We did not fully understand why a high proportion of gachhis from the control area used bana at baseline and endline. Perhaps, since gachhis from the control area harvested a small number of trees, they have less work related to tree harvesting and more time to make banas. In our earlier work, even without intervention, some gachhis reported to occasionally using banas to collect more, cleaner sap (Nahar et al. 2010, 2014). Other gachhis recalled their previous experience seeing colleagues using banas more frequently when harvesting fewer trees (Nahar et al. 2010, 2014). In the “only safe sap” area, the proportion of gachhis that used banas increased, thus increasing their workload, which may have resulted in the significant decline in the number of harvested trees after the intervention. Better understanding of control area gachhis’ motivation to use banas without any intervention might provide useful insights to support the expansion of this intervention strategy.

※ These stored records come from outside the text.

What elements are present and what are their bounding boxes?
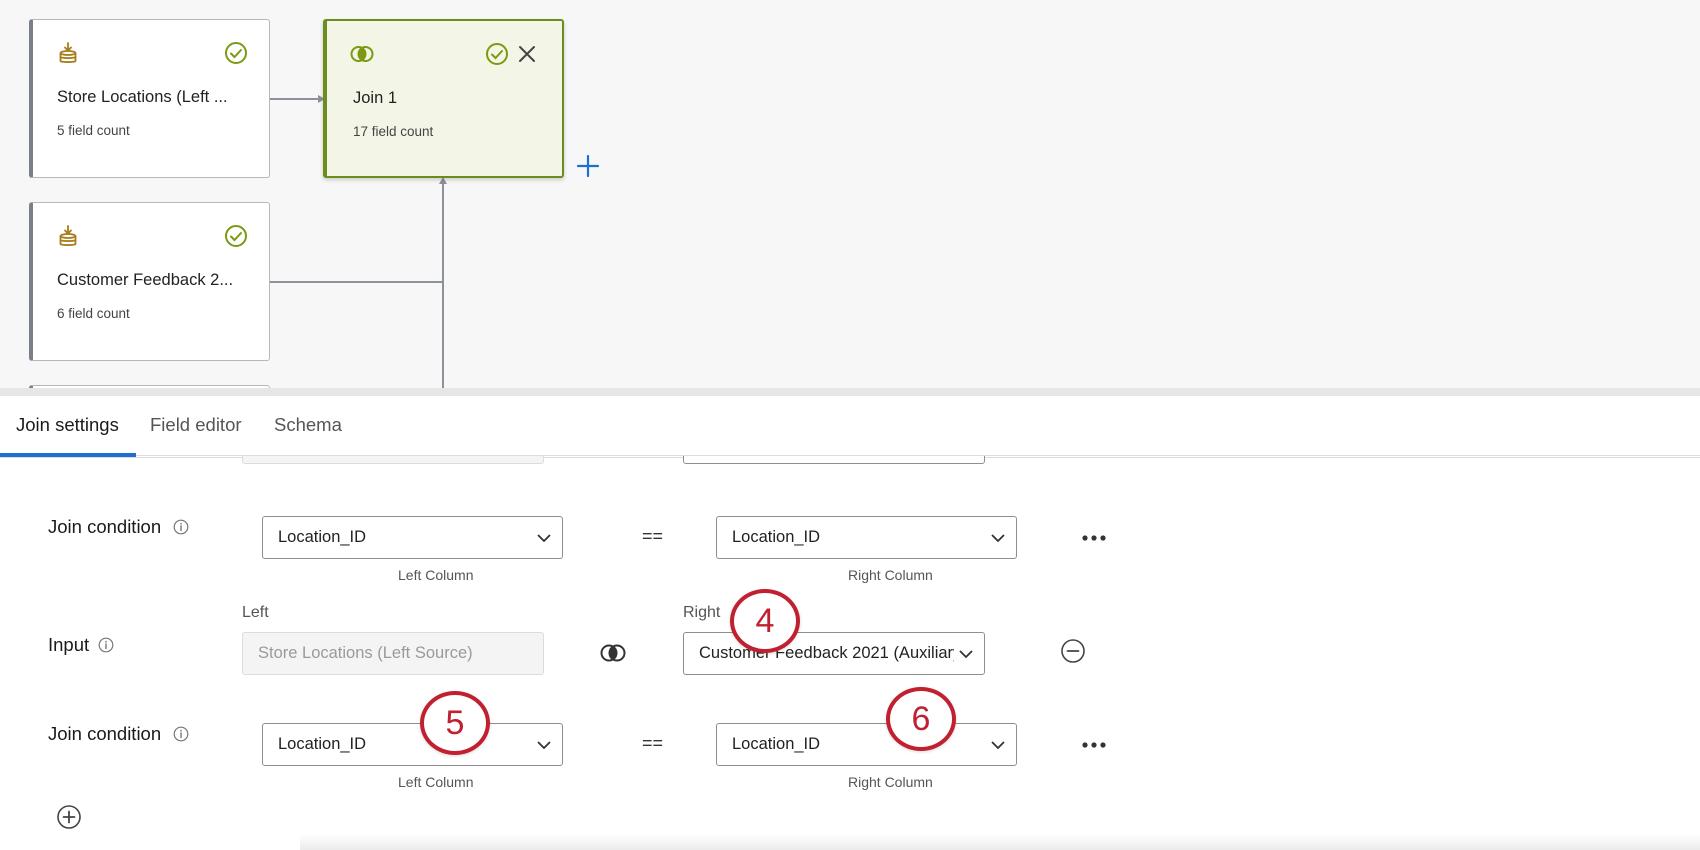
condition2-left-column-select[interactable]: Location_ID — [262, 723, 563, 766]
chevron-down-icon — [537, 741, 551, 750]
input-label: Input — [48, 634, 90, 655]
info-icon[interactable] — [173, 726, 189, 742]
right-source-select[interactable]: Customer Feedback 2021 (Auxiliary Source… — [683, 632, 985, 675]
node-title: Store Locations (Left ... — [57, 88, 228, 106]
more-options-icon[interactable] — [1082, 533, 1106, 543]
node-join-1[interactable]: Join 1 17 field count — [323, 19, 564, 178]
right-column-caption: Right Column — [848, 567, 933, 583]
chevron-down-icon — [991, 534, 1005, 543]
callout-badge: 5 — [420, 691, 490, 755]
node-field-count: 17 field count — [353, 124, 434, 139]
tab-join-settings[interactable]: Join settings — [16, 414, 119, 436]
check-circle-icon — [225, 225, 247, 247]
check-circle-icon — [225, 42, 247, 64]
more-options-icon[interactable] — [1082, 740, 1106, 750]
node-title: Join 1 — [353, 89, 398, 107]
left-source-input: Store Locations (Left Source) — [242, 632, 544, 675]
callout-badge: 6 — [886, 687, 956, 751]
chevron-down-icon — [537, 534, 551, 543]
node-store-locations[interactable]: Store Locations (Left ... 5 field count — [29, 19, 270, 178]
node-title: Customer Feedback 2... — [57, 271, 234, 289]
join-condition-label: Join condition — [48, 723, 162, 744]
condition1-right-column-select[interactable]: Location_ID — [716, 516, 1017, 559]
chevron-down-icon — [991, 741, 1005, 750]
right-input-label: Right — [683, 604, 721, 621]
condition1-left-column-select[interactable]: Location_ID — [262, 516, 563, 559]
join-type-venn-icon[interactable] — [600, 643, 626, 663]
join-condition-label: Join condition — [48, 516, 162, 537]
left-column-caption: Left Column — [398, 774, 474, 790]
add-node-plus-icon[interactable] — [574, 152, 602, 180]
active-tab-indicator — [0, 453, 136, 457]
data-source-icon — [59, 42, 77, 63]
equals-operator: == — [642, 526, 664, 546]
equals-operator: == — [642, 733, 664, 753]
left-column-caption: Left Column — [398, 567, 474, 583]
tab-field-editor[interactable]: Field editor — [150, 414, 242, 436]
data-source-icon — [59, 225, 77, 246]
chevron-down-icon — [959, 650, 973, 659]
info-icon[interactable] — [173, 519, 189, 535]
node-field-count: 5 field count — [57, 123, 130, 138]
settings-panel: Join settings Field editor Schema Join s… — [0, 396, 1700, 850]
tab-schema[interactable]: Schema — [274, 414, 342, 436]
select-value: Location_ID — [278, 528, 367, 546]
left-input-label: Left — [242, 604, 269, 621]
select-value: Location_ID — [732, 528, 821, 546]
close-icon[interactable] — [516, 43, 538, 65]
select-value: Location_ID — [278, 735, 367, 753]
info-icon[interactable] — [98, 637, 114, 653]
callout-badge: 4 — [730, 589, 800, 653]
node-field-count: 6 field count — [57, 306, 130, 321]
select-value: Store Locations (Left Source) — [258, 644, 473, 662]
connector-arrowhead — [439, 177, 447, 184]
panel-tabs-cover: Join settings Field editor Schema — [0, 396, 1700, 457]
remove-input-icon[interactable] — [1060, 638, 1086, 664]
pipeline-canvas[interactable]: Store Locations (Left ... 5 field count … — [0, 0, 1700, 390]
add-condition-plus-icon[interactable] — [56, 804, 82, 830]
node-customer-feedback[interactable]: Customer Feedback 2... 6 field count — [29, 202, 270, 361]
condition2-right-column-select[interactable]: Location_ID — [716, 723, 1017, 766]
check-circle-icon — [486, 43, 508, 65]
bottom-shadow — [300, 834, 1700, 850]
panel-resize-handle[interactable] — [0, 388, 1700, 396]
right-column-caption: Right Column — [848, 774, 933, 790]
join-venn-icon — [350, 46, 374, 62]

Our measurements were unable to confirm if people reporting drinking protected sap, actually consumed protected sap. Their ability to reliably assess whether the sap was bana-protected or not likely depends on how well they know the gachhi. Future studies could investigate the effect of the message to ask for bana-protected sap from local gachhis (Table 2) and to observe actual use of banas.

The “only safe sap” message resulted in changes in reported behavior that may reduce the risk of NiV spillovers; thus, this intervention could be further promoted and evaluated. Prospective efforts to track raw sap consumption practices, and explore year-to-year variation in Bangladesh, would be particularly useful to guide government policy.